Drake ließ die Schultern hängen, als er ging.

„Sie verstehen gar nichts“, murmelte er. „Sie können es auch gar nicht verstehen, es ist reichlich kompliziert.“

Fenner sah ihm nach, als er ging. Ein gebrochener Mann, mit dem er plötzlich Mitleid empfand. Drake schien nicht mehr derselbe zu sein, nicht mehr der harte unbeugsame Admiral.

Genau genommen, dachte Fenner, sah er aus wie ein müder alter Mann, der die Lust am Leben verloren hat.

Und das alles hatte der schwarzhaarige Kerl mit ein paar Worten bewirkt?

Fenner sah zu der Galeone des Seewolfs hinüber. Ihn fror plötzlich, einfach so, aus keinem besonderen Anlaß. Vielleicht waren es die Augen dieses Höllenhundes, die so kalt wie Polareis schimmern konnten.

Drake war noch keine Viertelstunde fort, als er wieder an Deck erschien. Er sah etwas frischer aus und seine Schultern hatten sich wieder gestrafft, aber er vermied es, zu der Galeone des Seewolfs hinüberzublikken.

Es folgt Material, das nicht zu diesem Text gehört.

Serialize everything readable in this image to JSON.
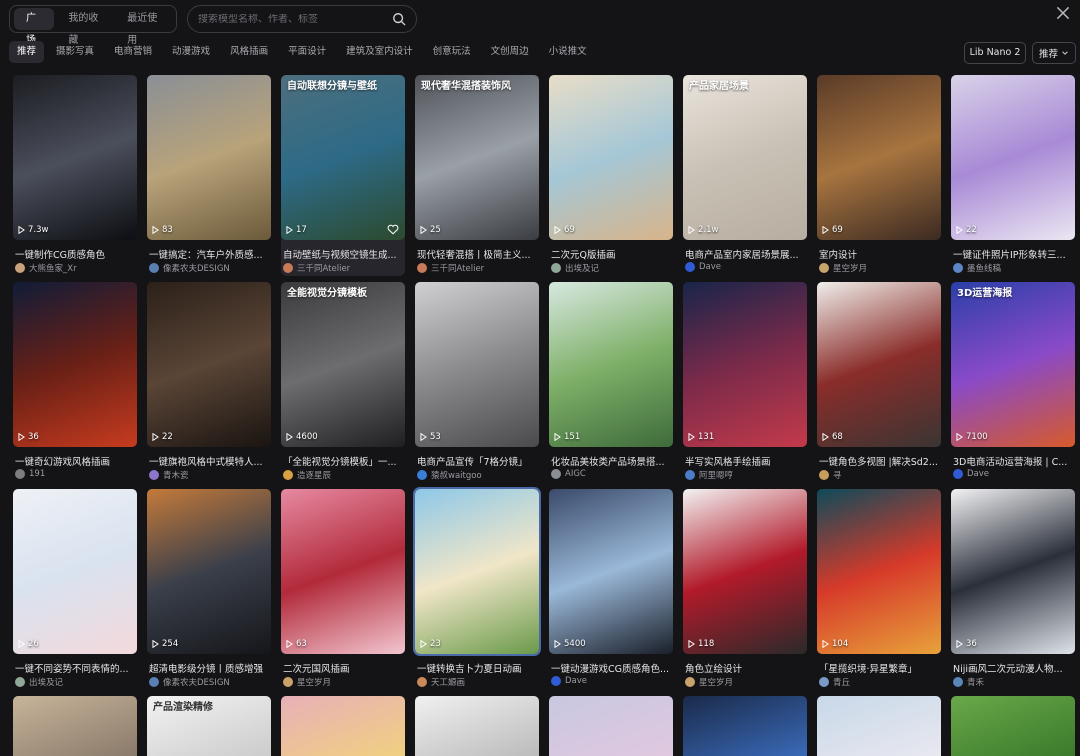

„Ich war vorhin wohl etwas durcheinander, Mister Fenner“, sagte er kühl. „Natürlich warten wir nicht ab, sondern beginnen unverzüglich mit der Arbeit. Ich möchte nicht auf diesen Killigrew zurückgreifen müssen, es wäre zu beschämend. Wir versuchen selbst, uns herunterzuziehen. Lassen Sie Anker ausbringen, der Profos und der Bootsmann verstehen ihr Handwerk. Treiben Sie die Leute ordentlich an, lassen Sie eine Extraration Rum an die Mannschaften ausgeben. Natürlich sollen Sie das nicht selbst tun, Mister Fenner, geben Sie den Befehl weiter, tut mir leid, wenn ich mich immer an Sie wende, aber Sie verstehen mich schon.“

„Aye, Sir, ich werde alles veranlassen.“

Nachdem die Ration Rum ausgegeben worden war, begann auf der „Elizabeth Bonaventura“ eine äußerst schweißtreibende Arbeit.

Da wurden Boote zu Wasser gelassen, da wurde gebrüllt, geschrien und geflucht, und über allem stand später der Mond und blickte seelenruhig und milde herunter.

4.

Bei Beginn der Nacht gab, es keine fauleren Burschen als die Seewölfe auf der „Isabella“.

Sie hockten ausnahmslos an Deck und sahen gespannt und belustigt auf das Treiben gegenüber.

Einige hingen faul und träge wie große Spinnen in den Webleinen der Wanten, andere hockten mit herabbaumelnden Beinen auf dem Handlauf des Schanzkleides, und ein großer Teil saß auf der Kuhlgräting und verfolgte interessiert, wie die aufgescheuchten Seesoldaten und Mannschaften wohl ihr Schiff vom Dreck ziehen wollten.

Daß ihr Tun von kräftigen und ironischen Kommentaren gewürzt wurde, verstand sich von selbst.

Carberry lehnte däumchendrehend am Schanzkleid und grinste, als die Kerle den schweren Anker ausbrachten und sich verzweifelt abmühten, ihn ins Boot zu hieven.

„Ha, ihr triefäugigen Kanalratten!“ schrie Ed. „Ihr müßt das Boot austrimmen. Ihr stellt euch an wie Nachttopfsegler!“

„Halt dein Maul, du Narbengesicht!“ schrie einer der Seesoldaten sauer zurück. „Ihr hockt da wie faule Hunde!“

„Klar, wir sind ja auch nicht so bescheuert und segeln auf Sandbänken spazieren.“ Carberry hob dozierend den Zeigefinger hoch. „Merke, du Kakerlake“, sagte er, „wer kein Wasser unter dem Kiel hat, sollte nicht zur See fahren, du lausiger Sandrutscher!“

„He, ihr Schlickrutscher!“ rief Smoky und schwenkte eine halbvolle Weinflasche. „Stellt euch doch mit hundert Mann auf die Sandbank und hebt den Kasten vorn hoch, dann gehts besser!“

Unter dem anfeuernden Gebrüll der Seewölfe wurden die Männer von Drake wütend und sauer und schrien lautstark zurück.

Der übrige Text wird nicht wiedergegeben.